Martyna Wojciechowska znana jest z opowiadania wielu inspirujących historii. Ostatnio podzieliła się jedną na Facebooku, publikując długi, szczery post. Zaczyna go słowami "sięgnęłam dna", co na początku może wzbudzić wiele emocji. Podróżniczka użyła jednak tego sformułowania nieco przewrotnie, by opowiedzieć fanom o marzeniu, które udało jej się spełnić.
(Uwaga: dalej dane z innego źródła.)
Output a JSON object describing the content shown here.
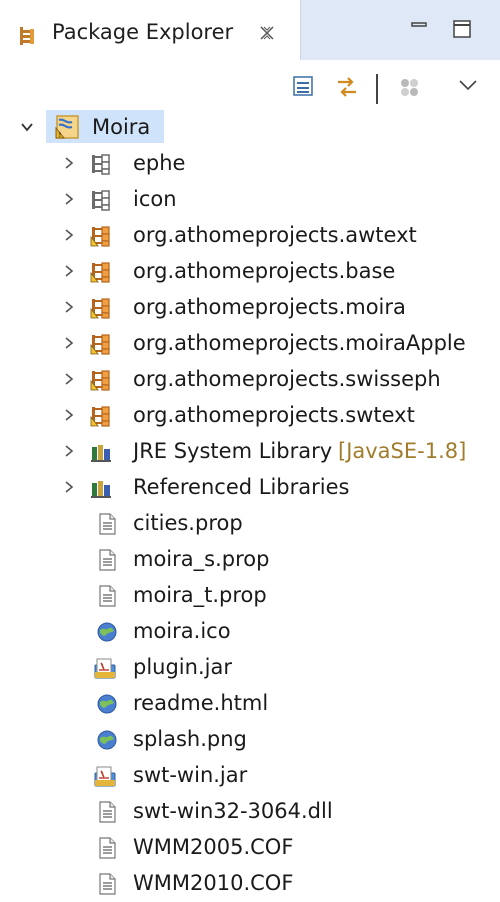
{
  "view": {
    "title": "Package Explorer",
    "tab_icon": "package-explorer-icon",
    "close_icon": "close-icon",
    "minimize_icon": "minimize-icon",
    "maximize_icon": "maximize-icon"
  },
  "toolbar": {
    "collapse_all_icon": "collapse-all-icon",
    "link_with_editor_icon": "link-with-editor-icon",
    "focus_icon": "focus-on-active-task-icon",
    "view_menu_icon": "view-menu-icon"
  },
  "colors": {
    "tab_strip": "#dfe8f6",
    "selection": "#cfe3fb",
    "package_orange": "#d9822b",
    "decoration": "#a07c2c"
  },
  "tree": {
    "project": {
      "label": "Moira",
      "icon": "java-project-icon",
      "expanded": true
    },
    "items": [
      {
        "label": "ephe",
        "icon": "source-folder-icon",
        "expandable": true
      },
      {
        "label": "icon",
        "icon": "source-folder-icon",
        "expandable": true
      },
      {
        "label": "org.athomeprojects.awtext",
        "icon": "package-warning-icon",
        "expandable": true
      },
      {
        "label": "org.athomeprojects.base",
        "icon": "package-warning-icon",
        "expandable": true
      },
      {
        "label": "org.athomeprojects.moira",
        "icon": "package-warning-icon",
        "expandable": true
      },
      {
        "label": "org.athomeprojects.moiraApple",
        "icon": "package-warning-icon",
        "expandable": true
      },
      {
        "label": "org.athomeprojects.swisseph",
        "icon": "package-warning-icon",
        "expandable": true
      },
      {
        "label": "org.athomeprojects.swtext",
        "icon": "package-warning-icon",
        "expandable": true
      },
      {
        "label": "JRE System Library",
        "decoration": "[JavaSE-1.8]",
        "icon": "library-icon",
        "expandable": true
      },
      {
        "label": "Referenced Libraries",
        "icon": "library-icon",
        "expandable": true
      },
      {
        "label": "cities.prop",
        "icon": "text-file-icon",
        "expandable": false
      },
      {
        "label": "moira_s.prop",
        "icon": "text-file-icon",
        "expandable": false
      },
      {
        "label": "moira_t.prop",
        "icon": "text-file-icon",
        "expandable": false
      },
      {
        "label": "moira.ico",
        "icon": "globe-file-icon",
        "expandable": false
      },
      {
        "label": "plugin.jar",
        "icon": "jar-file-icon",
        "expandable": false
      },
      {
        "label": "readme.html",
        "icon": "globe-file-icon",
        "expandable": false
      },
      {
        "label": "splash.png",
        "icon": "globe-file-icon",
        "expandable": false
      },
      {
        "label": "swt-win.jar",
        "icon": "jar-file-icon",
        "expandable": false
      },
      {
        "label": "swt-win32-3064.dll",
        "icon": "text-file-icon",
        "expandable": false
      },
      {
        "label": "WMM2005.COF",
        "icon": "text-file-icon",
        "expandable": false
      },
      {
        "label": "WMM2010.COF",
        "icon": "text-file-icon",
        "expandable": false
      }
    ]
  }
}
Więcej podobnych tematów znajdziesz na stronie głównej Gazeta.pl
Znana podróżniczka opisała ostatnio swoją inspirującą historię. Zdradziła, że udało jej się spełnić jedno ze swoich największych marzeń. Po ponad 18 latach w końcu doświadczyła czegoś, o czym marzyła przez wiele lat. A było to głębokie nurkowanie techniczne, które wymaga odpowiedniego przygotowania. Podróżniczka przyznaje, że warto było to zrobić:
Nie znajduję słów na opisanie szczęścia, które towarzyszy marzeniu, na którego spełnienie tak długo się czekało. Ponad 18 lat. I chciałabym Wam przekazać, zwłaszcza dzisiaj, kiedy w pierwszy dzień Nowego Roku wszyscy robimy takie małe podsumowania tego co było i tego, co planujemy - żebyście nigdy się nie poddawali i nie rezygnowali z marzeń.
Martyna Wojciechowska wspomina, że spełnienie tego marzenia wiązało się z odbyciem wielu treningów i przygotowań. Jak sama pisze, zwykle żyje w pośpiechu i nie jest zbyt cierpliwa, a spełnienie tego marzenia wymagało od niej ogromnej pokory. Nurkowanie było dla niej wyjątkowym przeżyciem. Po długich przygotowaniach w końcu udało jej się zejść na głębokość ponad 100 metrów. Przyznaje, że zadanie to wymagało odpowiedniego skupienia:
To jedyne znane mi miejsce, w którym nie można pozwolić sobie na jakiekolwiek inne myśli. Jesteś tu i teraz w 100%.
Inspirująca historia Martyny Wojciechowskiej nie pozostaje jednak bez morału. W swoim wpisie wspomina o tym, że warto spełniać marzenia i nie odkładać ich na później. Podróżniczka pisze o tym, by się nie poddawać i dążyć do celu. Wyznanie to spotkało się z ciepłym odzewem ze strony fanów, którzy mają podobne spostrzeżenia na ten temat. Jak sami piszą:
Warto spełniać marzenia. Mamy na nie tylko to jedno życie. Nie warto odkładać wszystkiego na kiedyś indziej. „Kiedyś" może nigdy nie nadejść, więc żyjmy tu i teraz.
Warto marzyć... I gonić marzenia Bez nich życie byłoby... Puste i bez znaczenia.
Gratulacje!!! Podejście do spełniania marzeń mamy identyczne - nigdy nie powinno się rezygnować z walki o ich spełnienie!